El estrés se ha convertido en un fenómeno de la vida moderna. Desde preocupaciones cotidianas como el tráfico hasta exigencias del entorno laboral o conflictos personales, la presión y la sensación de agotamiento parecen alcanzar a muchos.

Recientes investigaciones y recomendaciones de Harvard Health sostienen que no se trata de evitar el estrés, sino de aprender a enfrentarlo y transformarlo en una fuente de crecimiento personal y adaptabilidad.
La institución académica señala que cuando las respuestas fisiológicas al estrés –como el aumento de la frecuencia cardíaca o pensamientos inquietos– se repiten con frecuencia, pueden afectar negativamente tanto la salud física como mental.
Por esta razón identificar señales como irritabilidad, insomnio o cambios en el apetito es fundamental para actuar antes de que el estrés se vuelva crónico.
Cuál es el enfoque que propone Harvard para reducir el impacto del estrés
Una pieza central del enfoque propuesto por Harvard es el concepto de resiliencia, entendido como la capacidad de recuperarse y adaptarse tras experiencias adversas.
Esta facultad –que puede desarrollarse– permite ver las experiencias estresantes no como obstáculos insuperables, sino como oportunidades de aprendizaje y crecimiento.

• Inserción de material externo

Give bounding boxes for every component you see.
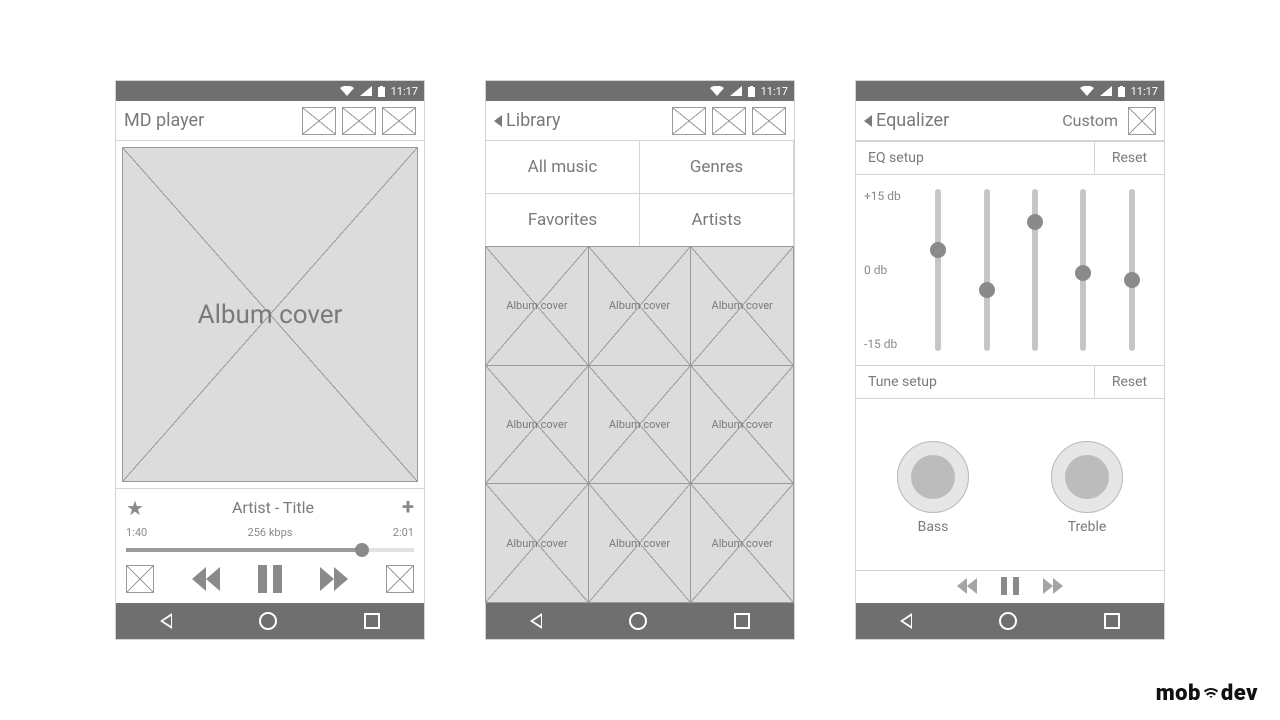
eq-reset-button[interactable]: Reset xyxy=(1094,142,1164,174)
header-action-3[interactable] xyxy=(382,107,416,135)
track-title: Artist - Title xyxy=(144,498,402,517)
tune-setup-label: Tune setup xyxy=(856,366,1094,398)
status-bar: 11:17 xyxy=(116,81,424,101)
battery-icon xyxy=(378,86,385,97)
back-icon[interactable] xyxy=(864,115,872,127)
album-thumb[interactable]: Album cover xyxy=(485,483,589,603)
category-all-music[interactable]: All music xyxy=(485,140,640,194)
knob-treble[interactable]: Treble xyxy=(1051,441,1123,535)
tune-setup-bar: Tune setup Reset xyxy=(856,365,1164,399)
battery-icon xyxy=(1118,86,1125,97)
eq-slider-5[interactable] xyxy=(1122,185,1142,355)
eq-slider-2[interactable] xyxy=(977,185,997,355)
android-nav-bar xyxy=(116,603,424,639)
back-icon[interactable] xyxy=(494,115,502,127)
header-action-1[interactable] xyxy=(672,107,706,135)
favorite-icon[interactable]: ★ xyxy=(126,496,144,520)
repeat-button[interactable] xyxy=(386,565,414,593)
wifi-icon xyxy=(1080,86,1094,96)
status-bar: 11:17 xyxy=(856,81,1164,101)
time-elapsed: 1:40 xyxy=(126,526,147,539)
nav-home-icon[interactable] xyxy=(999,612,1017,630)
album-thumb[interactable]: Album cover xyxy=(485,246,589,366)
status-bar: 11:17 xyxy=(486,81,794,101)
album-thumb[interactable]: Album cover xyxy=(485,365,589,485)
category-genres[interactable]: Genres xyxy=(639,140,794,194)
album-grid: Album coverAlbum coverAlbum coverAlbum c… xyxy=(486,247,794,603)
category-grid: All musicGenresFavoritesArtists xyxy=(486,141,794,247)
rewind-button[interactable] xyxy=(192,567,220,591)
nav-home-icon[interactable] xyxy=(629,612,647,630)
nav-recent-icon[interactable] xyxy=(364,613,380,629)
battery-icon xyxy=(748,86,755,97)
tune-reset-button[interactable]: Reset xyxy=(1094,366,1164,398)
bitrate: 256 kbps xyxy=(248,526,293,539)
app-title: MD player xyxy=(124,110,296,131)
add-icon[interactable]: + xyxy=(402,495,414,520)
eq-slider-1[interactable] xyxy=(928,185,948,355)
now-playing: ★ Artist - Title + 1:40 256 kbps 2:01 xyxy=(116,488,424,557)
category-artists[interactable]: Artists xyxy=(639,193,794,247)
eq-scale-labels: +15 db 0 db -15 db xyxy=(864,185,914,355)
app-header: Equalizer Custom xyxy=(856,101,1164,141)
status-time: 11:17 xyxy=(391,85,418,98)
header-action-2[interactable] xyxy=(712,107,746,135)
status-time: 11:17 xyxy=(1131,85,1158,98)
header-action-2[interactable] xyxy=(342,107,376,135)
nav-back-icon[interactable] xyxy=(900,613,912,629)
nav-recent-icon[interactable] xyxy=(1104,613,1120,629)
pause-button[interactable] xyxy=(1001,577,1019,595)
android-nav-bar xyxy=(486,603,794,639)
shuffle-button[interactable] xyxy=(126,565,154,593)
eq-slider-4[interactable] xyxy=(1073,185,1093,355)
album-cover[interactable]: Album cover xyxy=(122,147,418,482)
nav-home-icon[interactable] xyxy=(259,612,277,630)
time-total: 2:01 xyxy=(393,526,414,539)
album-cover-label: Album cover xyxy=(198,300,343,330)
app-header: Library xyxy=(486,101,794,141)
android-nav-bar xyxy=(856,603,1164,639)
album-thumb[interactable]: Album cover xyxy=(588,246,692,366)
eq-setup-label: EQ setup xyxy=(856,142,1094,174)
header-action-3[interactable] xyxy=(752,107,786,135)
brand-wifi-icon xyxy=(1202,688,1220,702)
preset-label[interactable]: Custom xyxy=(1062,111,1118,130)
album-thumb[interactable]: Album cover xyxy=(588,365,692,485)
album-thumb[interactable]: Album cover xyxy=(690,365,794,485)
phone-player: 11:17 MD player Album cover ★ Artist - T… xyxy=(115,80,425,640)
playback-controls xyxy=(116,557,424,603)
signal-icon xyxy=(360,86,372,96)
forward-button[interactable] xyxy=(320,567,348,591)
progress-bar[interactable] xyxy=(126,543,414,557)
rewind-button[interactable] xyxy=(957,578,977,594)
phone-equalizer: 11:17 Equalizer Custom EQ setup Reset +1… xyxy=(855,80,1165,640)
tune-knobs-area: Bass Treble xyxy=(856,399,1164,570)
wifi-icon xyxy=(710,86,724,96)
eq-sliders-area: +15 db 0 db -15 db xyxy=(856,175,1164,365)
mini-playback-controls xyxy=(856,570,1164,603)
eq-slider-3[interactable] xyxy=(1025,185,1045,355)
phone-library: 11:17 Library All musicGenresFavoritesAr… xyxy=(485,80,795,640)
status-time: 11:17 xyxy=(761,85,788,98)
album-thumb[interactable]: Album cover xyxy=(690,246,794,366)
signal-icon xyxy=(730,86,742,96)
preset-menu-button[interactable] xyxy=(1128,107,1156,135)
knob-bass[interactable]: Bass xyxy=(897,441,969,535)
eq-setup-bar: EQ setup Reset xyxy=(856,141,1164,175)
album-thumb[interactable]: Album cover xyxy=(690,483,794,603)
category-favorites[interactable]: Favorites xyxy=(485,193,640,247)
app-header: MD player xyxy=(116,101,424,141)
nav-back-icon[interactable] xyxy=(530,613,542,629)
screen-title[interactable]: Library xyxy=(494,110,666,131)
forward-button[interactable] xyxy=(1043,578,1063,594)
brand-logo: mob dev xyxy=(1156,681,1258,706)
album-thumb[interactable]: Album cover xyxy=(588,483,692,603)
header-action-1[interactable] xyxy=(302,107,336,135)
nav-recent-icon[interactable] xyxy=(734,613,750,629)
wifi-icon xyxy=(340,86,354,96)
pause-button[interactable] xyxy=(258,565,282,593)
nav-back-icon[interactable] xyxy=(160,613,172,629)
signal-icon xyxy=(1100,86,1112,96)
screen-title[interactable]: Equalizer xyxy=(864,110,1056,131)
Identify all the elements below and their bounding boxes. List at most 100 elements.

Profundizando en estas ideas, la universidad también incorpora el concepto de antifragilidad, acuñado por Nassim Nicholas Taleb. Este concepto va más allá de la resiliencia y se refiere a la capacidad de no solo soportar el estrés, sino de beneficiarse de él.
Una pieza central del enfoque propuesto por Harvard es el concepto de resiliencia. Foto: Pexels
Es decir, las personas antifrágiles no solo resisten la presión, sino que salen fortalecidas tras enfrentarse a ella.
Ejemplos que ilustra Harvard Health para explicar estos conceptos incluyen a los Navy Seals de Estados Unidos, quienes operan en condiciones extremas de presión y peligro, demostrando rapidez mental, flexibilidad y eficiencia bajo estrés recurrente.
Siete rasgos esenciales de las personas resilientes
Según Harvard, existen características comunes en quienes mejor gestionan el estrés y desarrollan resiliencia. Estos rasgos no son innatos, sino habilidades que pueden practicarse y fortalecerse con el tiempo:
Pensamiento sereno en ambientes hostiles.
Enfoque innovador y flexible, evitando ideas rígidas.
Decisión para actuar de forma eficiente ante situaciones complejas.
Tenacidad y perseverancia frente a dificultades.
Solidez en las relaciones interpersonales, con redes de apoyo.
Honestidad y compromiso ético en las acciones cotidianas.
Autocontrol y una perspectiva optimista de la vida.
Estos siete ítems muestran que la resiliencia implica tanto habilidades cognitivas como emocionales y sociales, y que todas pueden desarrollarse con práctica consciente y apoyo.
Estrategias prácticas para recuperar el equilibrio tras picos de estrés
Para quienes buscan reducir el impacto del estrés diario, Harvard Health propone pasos concretos que abarcan desde cambios en la mentalidad hasta hábitos cotidianos:
Adoptar una mentalidad de crecimiento, reconociendo que errores y fracasos son herramientas de aprendizaje.
Desarrollar antifragilidad, es decir, aprovechar las adversidades como oportunidades de fortalecimiento.
Practicar hábitos saludables como ejercicio regular, descanso adecuado y alimentación equilibrada.
Construir redes de apoyo social, cultivando relaciones genuinas que brinden contención y perspectiva.
Aprender técnicas de manejo emocional, como la meditación y la respiración consciente para reducir la reactividad ante situaciones estresantes.
Estas recomendaciones no solo apuntan a aliviar la presión en el corto plazo, sino también a potenciar una fortaleza interior que permita enfrentar nuevos desafíos con mayor seguridad y bienestar.
La perspectiva que pone sobre la mesa Harvard invita a replantear la relación con el estrés: ya no como un enemigo a evitar, sino como una fuerza que, bien manejada, puede impulsar la adaptabilidad y la resiliencia personal.